It is startling to think that first-person shooters are now well into their fourth decade. While it had precursors of its own, 1992’s Wolfenstein 3D was the “grandfather” of the genre. It is the logical comparison point for any throwback shooter below a certain level of technical sophistication, and Gastro Force fits the bill. This project likely served as a useful learning experience for developers Ink Eye Games and somepx, but in the cold light of day it is difficult to recommend.
The player steps into the no doubt sticky boots of the last surviving soldier of the titular fighting force. Instead of heavily armed chefs – like a sort of culinary equivalent to Fashion Police Squad – this strike team is instead named for its missions inside giant alien creatures. This may have been a late addition, though, as no mention is made of it for the entirety of the game’s first third. Without any preamble, the mission begins in the overwhelmingly grey corridors of “Storage”.
Gameplay is the FPS stripped down to its barest essentials. Levels are maze-like in the Wolf tradition, and made up entirely of 90-degree angles. Progression is dictated by key hunts, and hitting numerous switches to remove laser grids. Combat is similarly primitive, with a handful of humdrum guns and braindead enemy AI. But for the quality of the pixel art, this could be a long-lost sequel to Blake Stone, dusted off after 30 years in a drawer somewhere.
Of course, there are those who like FPS games which are this firmly retro in approach. Gastro Force is eminently functional in this sense – but it does have its frustrations. Movement feels clunky, and the protagonist jars awkwardly against walls and especially corners. The ammo balance is very tight, so secret-hunting becomes almost mandatory after the first few levels. Without pushing at suspicious-looking walls, the player will soon be reduced to swinging a pipe at angry aliens and this rarely ends well.
Mercifully, there is a good automap which makes tackling the labyrinthine levels much more manageable than it might have been. It also tends to make secrets fairly easy to sniff out, as they occupy logical dead zones in the level geometry.
As in Wolfenstein 3D, there is also no height variation in the playable space. Some flying enemies can rise up from inaccessible depths, and crates may be stacked high, but our gastro trooper is stuck on a single flat plane. There are no stairs, ramps, or lifts. This, combined with the geometric tyranny of the 90-degree angle and the repetitious music, means that Gastro Force begins to feel very monotonous, very quickly. If you lose concentration, expect to die and replay the whole level – there are no manual saves here. Things do pick up a little at the outset of a new episode, when new foes and hazards are introduced.

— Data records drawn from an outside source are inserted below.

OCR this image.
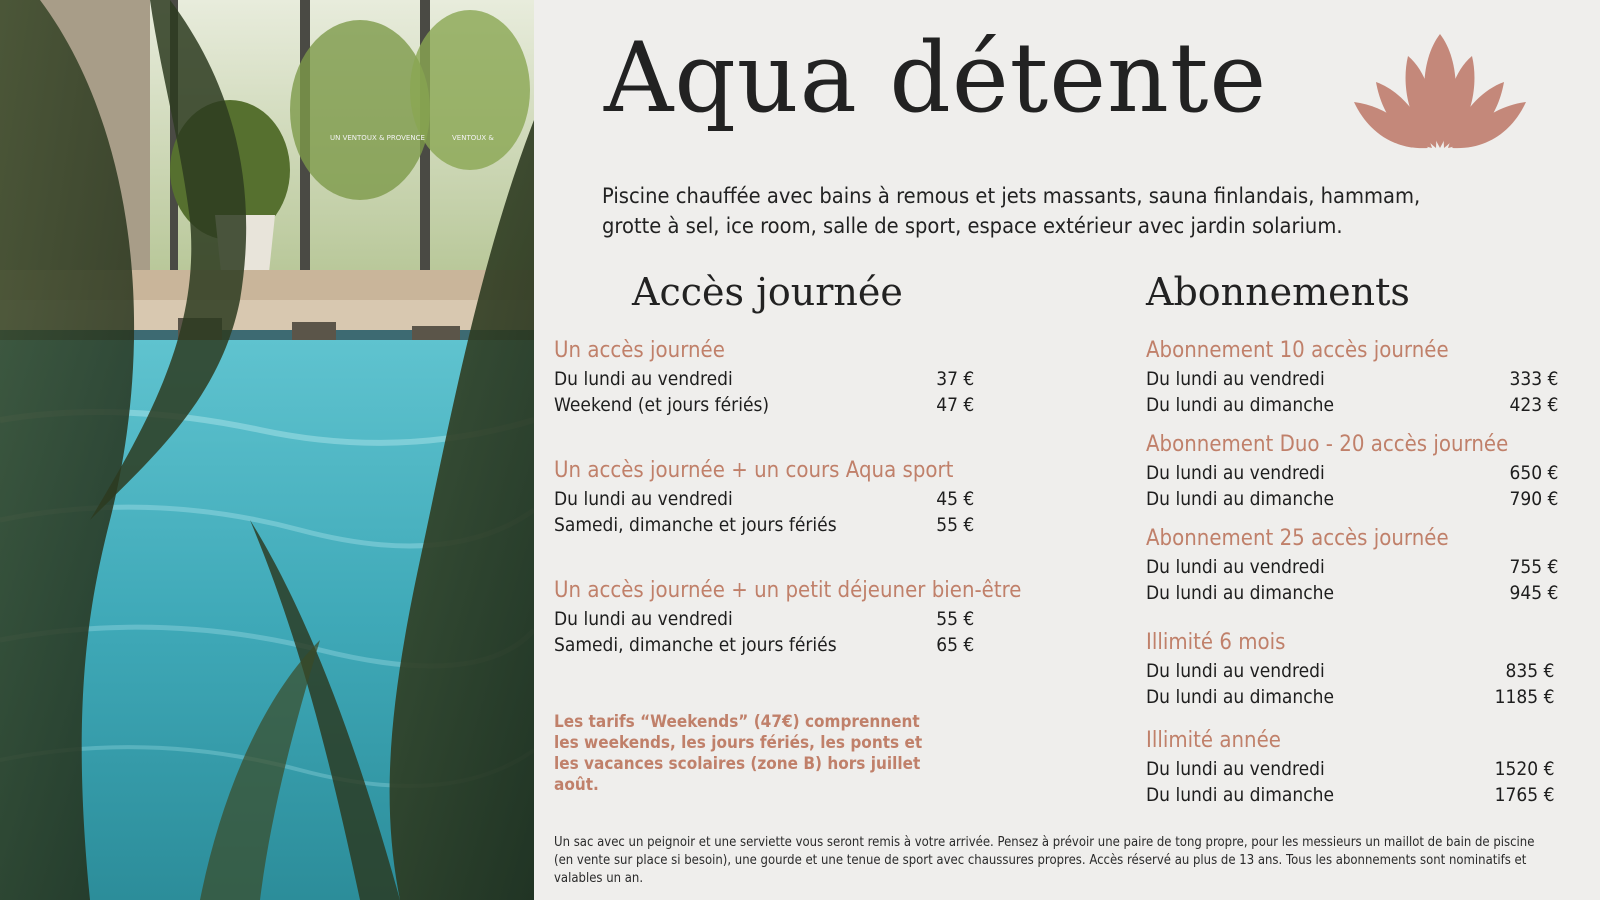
UN VENTOUX & PROVENCE	VENTOUX &
Aqua détente
Piscine chauffée avec bains à remous et jets massants, sauna finlandais, hammam, grotte à sel, ice room, salle de sport, espace extérieur avec jardin solarium.
Accès journée	Abonnements
Un accès journée
Du lundi au vendredi	37 €
Weekend (et jours fériés)	47 €
Un accès journée + un cours Aqua sport
Du lundi au vendredi	45 €
Samedi, dimanche et jours fériés	55 €
Un accès journée + un petit déjeuner bien-être
Du lundi au vendredi	55 €
Samedi, dimanche et jours fériés	65 €
Les tarifs “Weekends” (47€) comprennent les weekends, les jours fériés, les ponts et les vacances scolaires (zone B) hors juillet août.
Abonnement 10 accès journée
Du lundi au vendredi	333 €
Du lundi au dimanche	423 €
Abonnement Duo - 20 accès journée
Du lundi au vendredi	650 €
Du lundi au dimanche	790 €
Abonnement 25 accès journée
Du lundi au vendredi	755 €
Du lundi au dimanche	945 €
Illimité 6 mois
Du lundi au vendredi	835 €
Du lundi au dimanche	1185 €
Illimité année
Du lundi au vendredi	1520 €
Du lundi au dimanche	1765 €
Un sac avec un peignoir et une serviette vous seront remis à votre arrivée. Pensez à prévoir une paire de tong propre, pour les messieurs un maillot de bain de piscine (en vente sur place si besoin), une gourde et une tenue de sport avec chaussures propres. Accès réservé au plus de 13 ans. Tous les abonnements sont nominatifs et valables un an.
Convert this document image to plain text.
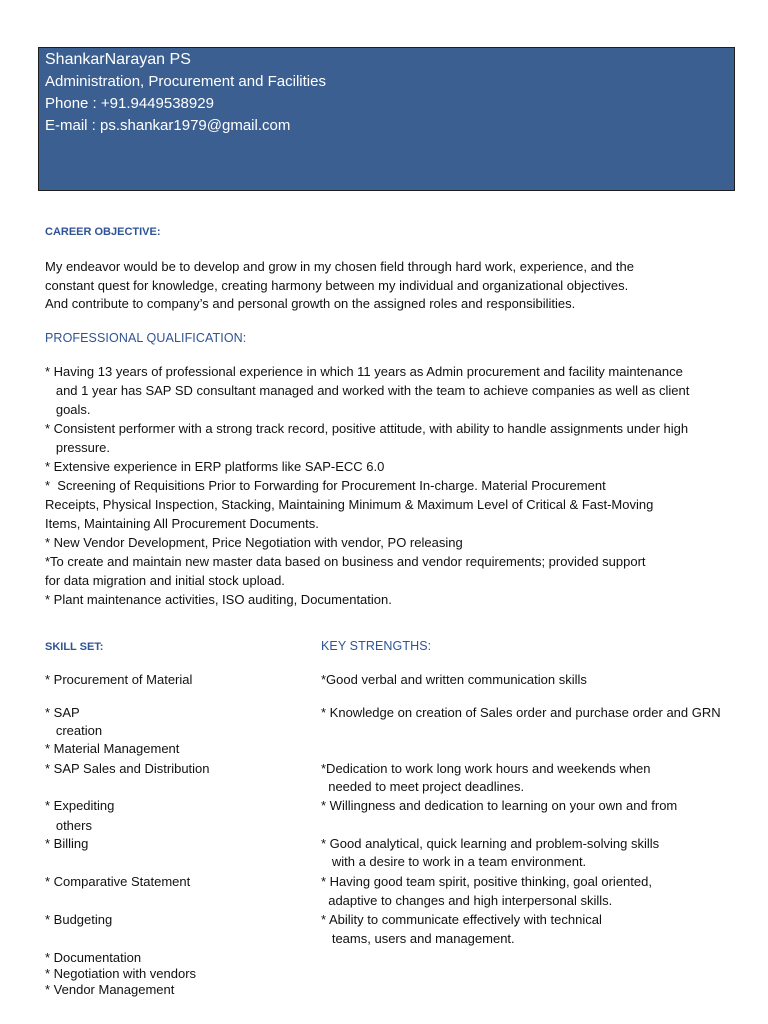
ShankarNarayan PS
Administration, Procurement and Facilities
Phone : +91.9449538929
E-mail : ps.shankar1979@gmail.com
CAREER OBJECTIVE:
My endeavor would be to develop and grow in my chosen field through hard work, experience, and the
constant quest for knowledge, creating harmony between my individual and organizational objectives.
And contribute to company’s and personal growth on the assigned roles and responsibilities.
PROFESSIONAL QUALIFICATION:
* Having 13 years of professional experience in which 11 years as Admin procurement and facility maintenance
and 1 year has SAP SD consultant managed and worked with the team to achieve companies as well as client
goals.
* Consistent performer with a strong track record, positive attitude, with ability to handle assignments under high
pressure.
* Extensive experience in ERP platforms like SAP-ECC 6.0
*  Screening of Requisitions Prior to Forwarding for Procurement In-charge. Material Procurement
Receipts, Physical Inspection, Stacking, Maintaining Minimum & Maximum Level of Critical & Fast-Moving
Items, Maintaining All Procurement Documents.
* New Vendor Development, Price Negotiation with vendor, PO releasing
*To create and maintain new master data based on business and vendor requirements; provided support
for data migration and initial stock upload.
* Plant maintenance activities, ISO auditing, Documentation.
SKILL SET:	KEY STRENGTHS:
* Procurement of Material
* SAP
creation
* Material Management
* SAP Sales and Distribution
* Expediting
others
* Billing
* Comparative Statement
* Budgeting
* Documentation
* Negotiation with vendors
* Vendor Management
*Good verbal and written communication skills
* Knowledge on creation of Sales order and purchase order and GRN
*Dedication to work long work hours and weekends when
needed to meet project deadlines.
* Willingness and dedication to learning on your own and from
* Good analytical, quick learning and problem-solving skills
with a desire to work in a team environment.
* Having good team spirit, positive thinking, goal oriented,
adaptive to changes and high interpersonal skills.
* Ability to communicate effectively with technical
teams, users and management.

This kind of early-FPS throwback can be done well, as Project Warlock proved. Indeed, that game’s sequel arguably suffered for trying to leave the charming backwardness of its predecessor behind. One key issue that Gastro Force has is that it does almost literally nothing that is new. Without a novel hook of its own – some original mechanic, visual style, story, or gimmick – it is simply surplus to requirements.
Retro shooters are coming down the pike so fast that a pedestrian exercise like this is unneeded, however authentic its execution. Something like Zortch, for example, is hugely more interesting and even more inexpensive. In this context it is impossible to be enthused about the bare-bones nature of Gastro Force. One can hope, though, that this project was mainly a learning process for the developers, and that they may yet have something with more meat still to come.